Hiç kuşkusuz market raflarından bile su alırken aklımıza ilk gelen kavram ‘’pH’’ (Power of Hydrogen)’dır. Birçok kaynağa göre pH; sıvı çözeltilerde hidrojen iyonlarının konsantrasyonunun eksi logaritması olarak bilinir. Daha basit bir ifade ile hidrojen iyonlarının yoğunluğu diyebiliriz.
pH ölçeği 0-14 arasındadır. pH’ı 0-7 arasındaki herhangi bir şey asidik; 7 nötr ve 7’nin üzerinde pH alkalin (veya bazik) kabul edilir. Bir sıvının pH değeri ne kadar yüksek olursa, o kadar az serbest hidrojen iyonuna sahiptir; pH’ı ne kadar düşük olursa, hidrojen iyonları o kadar fazla olur.
Alkali sular tam da burada karşımıza çıkmaktadır. Kalsiyum ve magnezyum iyonlarında bulunan doğal olarak oluşmuş elektrik yüklerinden yaralanan; elektroliz kullanılarak alkalin ve asit fraksiyonlarına ayrılan sudur. Halk arasında aslında ‘’ bazik su’’ denilebilir çünkü pH’ı 7’nin üzerinde özellikle de 8’in üstündeki değere sahip sulardır. Vücudunuz tamamen bir denge üzerine kuruludur. Bu dengede suyun pH seviyesi önemli ölçüde etki etmektedir. Alkali sular kalsiyum, magnezyum, bikarbonat, potasyum ve silika (Silisyum Dioksit minerali) içerikleriyle oldukça zengindir.

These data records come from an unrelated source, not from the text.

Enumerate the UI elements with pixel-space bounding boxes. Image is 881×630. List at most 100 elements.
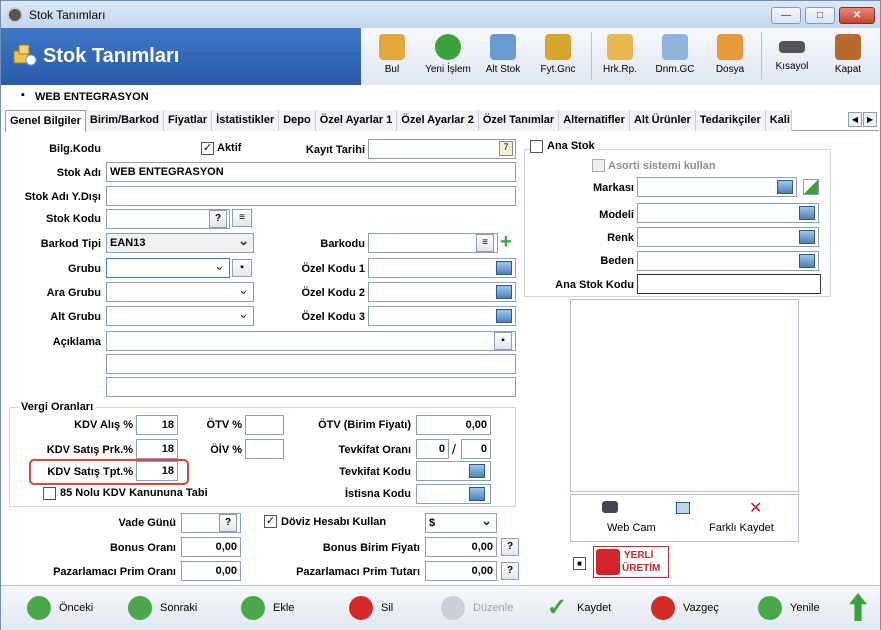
- tevkifat-kodu-label: Tevkifat Kodu: [339, 466, 411, 478]
- aciklama-field-1[interactable]: [106, 331, 516, 351]
- tab-fiyatlar[interactable]: Fiyatlar: [164, 110, 213, 131]
- yenile-button[interactable]: Yenile: [758, 595, 820, 621]
- tab-ozel-ayarlar-2[interactable]: Özel Ayarlar 2: [397, 110, 479, 131]
- kdv-alis-field[interactable]: 18: [136, 415, 178, 435]
- tab-kali[interactable]: Kali: [765, 110, 792, 131]
- oiv-field[interactable]: [245, 439, 284, 459]
- pazarlamaci-orani-label: Pazarlamacı Prim Oranı: [53, 566, 176, 578]
- tevkifat-kodu-image-icon[interactable]: [469, 464, 485, 478]
- ana-stok-checkbox[interactable]: [530, 140, 543, 153]
- tevkifat-orani-field-b[interactable]: 0: [461, 439, 491, 459]
- stok-kodu-document-icon[interactable]: ≡: [232, 209, 252, 227]
- tab-istatistikler[interactable]: İstatistikler: [212, 110, 280, 131]
- webcam-icon[interactable]: [602, 501, 618, 513]
- farkli-kaydet-label[interactable]: Farklı Kaydet: [709, 522, 774, 534]
- barkod-tipi-select[interactable]: EAN13: [106, 233, 254, 253]
- markasi-image-icon[interactable]: [777, 180, 793, 194]
- stok-adi-field[interactable]: WEB ENTEGRASYON: [106, 162, 516, 182]
- barkodu-add-icon[interactable]: +: [500, 232, 512, 252]
- kdv-satis-prk-field[interactable]: 18: [136, 439, 178, 459]
- modeli-field[interactable]: [637, 203, 819, 223]
- modeli-image-icon[interactable]: [799, 206, 815, 220]
- beden-field[interactable]: [637, 251, 819, 271]
- tab-genel-bilgiler[interactable]: Genel Bilgiler: [5, 110, 86, 132]
- pazarlamaci-tutari-field[interactable]: 0,00: [425, 561, 497, 581]
- alt-stok-button[interactable]: Alt Stok: [477, 31, 529, 83]
- sil-button[interactable]: Sil: [349, 595, 393, 621]
- tab-birim-barkod[interactable]: Birim/Barkod: [85, 110, 164, 131]
- maximize-button[interactable]: □: [805, 7, 835, 24]
- vazgec-button[interactable]: Vazgeç: [651, 595, 719, 621]
- sonraki-button[interactable]: Sonraki: [128, 595, 197, 621]
- web-cam-label[interactable]: Web Cam: [607, 522, 656, 534]
- ozel-kodu-3-image-icon[interactable]: [496, 309, 512, 323]
- tab-ozel-ayarlar-1[interactable]: Özel Ayarlar 1: [315, 110, 398, 131]
- doviz-checkbox[interactable]: ✓: [264, 515, 277, 528]
- grubu-browse-button[interactable]: ▪: [232, 259, 252, 277]
- tab-tedarikciler[interactable]: Tedarikçiler: [695, 110, 766, 131]
- barkod-tipi-value: EAN13: [110, 237, 146, 249]
- ozel-kodu-2-field[interactable]: [368, 282, 516, 302]
- markasi-add-icon[interactable]: [803, 179, 819, 195]
- pazarlamaci-orani-field[interactable]: 0,00: [181, 561, 241, 581]
- tab-alt-urunler[interactable]: Alt Ürünler: [629, 110, 696, 131]
- bonus-birim-help-button[interactable]: ?: [501, 538, 519, 556]
- dosya-button[interactable]: Dosya: [705, 31, 755, 83]
- minimize-button[interactable]: —: [771, 7, 801, 24]
- tab-depo[interactable]: Depo: [279, 110, 316, 131]
- fyt-gnc-button[interactable]: Fyt.Gnc: [533, 31, 583, 83]
- doviz-select[interactable]: $: [425, 513, 497, 533]
- ozel-kodu-2-image-icon[interactable]: [496, 285, 512, 299]
- bonus-orani-field[interactable]: 0,00: [181, 537, 241, 557]
- ozel-kodu-1-image-icon[interactable]: [496, 261, 512, 275]
- ekle-button[interactable]: Ekle: [241, 595, 294, 621]
- hrk-rp-button[interactable]: Hrk.Rp.: [595, 31, 645, 83]
- beden-image-icon[interactable]: [799, 254, 815, 268]
- kayit-tarihi-field[interactable]: [368, 139, 516, 159]
- ozel-kodu-1-field[interactable]: [368, 258, 516, 278]
- tab-prev-button[interactable]: ◀: [848, 112, 862, 127]
- renk-field[interactable]: [637, 227, 819, 247]
- stok-kodu-help-button[interactable]: ?: [209, 210, 227, 228]
- yeni-islem-button[interactable]: Yeni İşlem: [421, 31, 475, 83]
- pazarlamaci-tutari-help-button[interactable]: ?: [501, 562, 519, 580]
- ozel-kodu-3-field[interactable]: [368, 306, 516, 326]
- kayit-tarihi-label: Kayıt Tarihi: [305, 144, 365, 156]
- barkodu-document-icon[interactable]: ≡: [476, 234, 494, 252]
- markasi-field[interactable]: [637, 177, 797, 197]
- istisna-kodu-image-icon[interactable]: [469, 487, 485, 501]
- aktif-checkbox[interactable]: ✓: [201, 142, 214, 155]
- tab-ozel-tanimlar[interactable]: Özel Tanımlar: [478, 110, 560, 131]
- grubu-select[interactable]: [106, 258, 230, 278]
- kisayol-button[interactable]: Kısayol: [767, 31, 817, 83]
- vade-gunu-help-button[interactable]: ?: [219, 514, 237, 532]
- bonus-birim-field[interactable]: 0,00: [425, 537, 497, 557]
- close-button[interactable]: ✕: [839, 7, 875, 24]
- alt-grubu-select[interactable]: [106, 306, 254, 326]
- tab-alternatifler[interactable]: Alternatifler: [559, 110, 630, 131]
- onceki-label: Önceki: [59, 602, 94, 614]
- calendar-icon[interactable]: 7: [499, 141, 513, 156]
- stok-adi-ydisi-field[interactable]: [106, 186, 516, 206]
- aciklama-field-2[interactable]: [106, 354, 516, 374]
- bul-button[interactable]: Bul: [367, 31, 417, 83]
- otv-field[interactable]: [245, 415, 284, 435]
- ara-grubu-select[interactable]: [106, 282, 254, 302]
- tab-next-button[interactable]: ▶: [863, 112, 877, 127]
- otv-birim-field[interactable]: 0,00: [416, 415, 491, 435]
- window-title: Stok Tanımları: [29, 7, 106, 22]
- dnm-gc-button[interactable]: Dnm.GC: [649, 31, 701, 83]
- duzenle-button[interactable]: Düzenle: [441, 595, 513, 621]
- aciklama-field-3[interactable]: [106, 377, 516, 397]
- onceki-button[interactable]: Önceki: [27, 595, 93, 621]
- yerli-checkbox[interactable]: ■: [573, 557, 586, 570]
- save-as-icon[interactable]: [676, 502, 690, 514]
- renk-image-icon[interactable]: [799, 230, 815, 244]
- kaydet-button[interactable]: ✓ Kaydet: [545, 595, 611, 621]
- aciklama-browse-button[interactable]: ▪: [494, 332, 512, 350]
- kdv85-checkbox[interactable]: [43, 487, 56, 500]
- farkli-kaydet-x-icon[interactable]: ✕: [749, 498, 762, 518]
- ana-stok-kodu-field[interactable]: [637, 274, 821, 294]
- kapat-button[interactable]: Kapat: [823, 31, 873, 83]
- tevkifat-orani-field-a[interactable]: 0: [416, 439, 449, 459]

Elektronca zengin olan bu sular vücutta serbest radikalleri nötralize eder.
Peki günlük hayatımızda alkali sulara kolayca ulaşmamız mümkün müdür?
Günümüz teknolojileri ile bu sorun ortadan kalkmıştır diyebiliriz. Birçok su artıma cihazları alkali suların tüketiminde öne çıkar. Birden fazla markanın ürettiği bu cihazlar, alkali suya kolayca erişimimizi sağlar.
Alkali Su Tüketiminin Vücuda Olumlu Etkileri
Kimi araştırmalara göre alkali su tüketiminin vücut üzerinde çok net bir etkisi yoktur. Ancak yapılan bazı araştırmalara göre ise bu tüketim vücuda olumlu sonuçlar vermektedir.
pH’i yüksek su tüketimi yaşam enerjisini arttırır; daha sağlıklı, huzurlu ve mutlu bir yaşam düzenini oluşturmada ölçüt haline gelir. Genel anlamda daha dingin hissettirir, stresi ciddi oranda azaltır.
Detoks etkisi çok yüksektir, bağışıklık sistemini olumlu etkilemektedir.
2012 yılında yapılan bir araştırmaya göre; içme suyundan farklı olarak pH 8.8 alkali su, pepsin enzimini anında denatüre ederek kalıcı olarak etkisiz hale getirir. Bu nedenle, alkali su tüketimi, reflü hastalığı olan hastalar için iyi bir alternatif olabileceği öne sürülmüştür.
50 kadın ve 50 erkeğin bulunduğu başka bir araştırmaya göre; alkali suyun egzersiz sonrası kan akışkanlığını arttırdığını gözlemlenmiştir.
Sonuç olarak su vücudumuz için vazgeçilmez bir temel maddedir. Bu denli önemli bir maddeyi vücudumuza alırken kalite parametresi yönünden pH kavramı karşımıza çıkmaktadır. Alkali sular pH’ı yüksek olan sulardır. Bu yüksek değer diğer içme sularına göre daha fazla ön plandadır. Günümüzde alkali sular hakkında aslında yeteri kadar araştırma bulunmamaktadır.
Ancak elimizde var olan bazı araştırmalar gösteriyor ki alkali sular sağlık açısından diğer içme sularına kıyasla daha olumlu etki yaratıyor diyebiliriz. Gerek su arıtma cihazları ile gerekse kendimiz evde alkali su elde edebiliriz. Böylelikle sağlığımız açısından asit-baz dengesini kurarak beslenmemizde önemli bir adım atmış olabiliriz. Umuyorum ki önümüzdeki zamanlarda daha fazla araştırmalar ortaya konulup alkali su tüketiminin tüketici tarafından benimsenmesi sağlanmış olacaktır.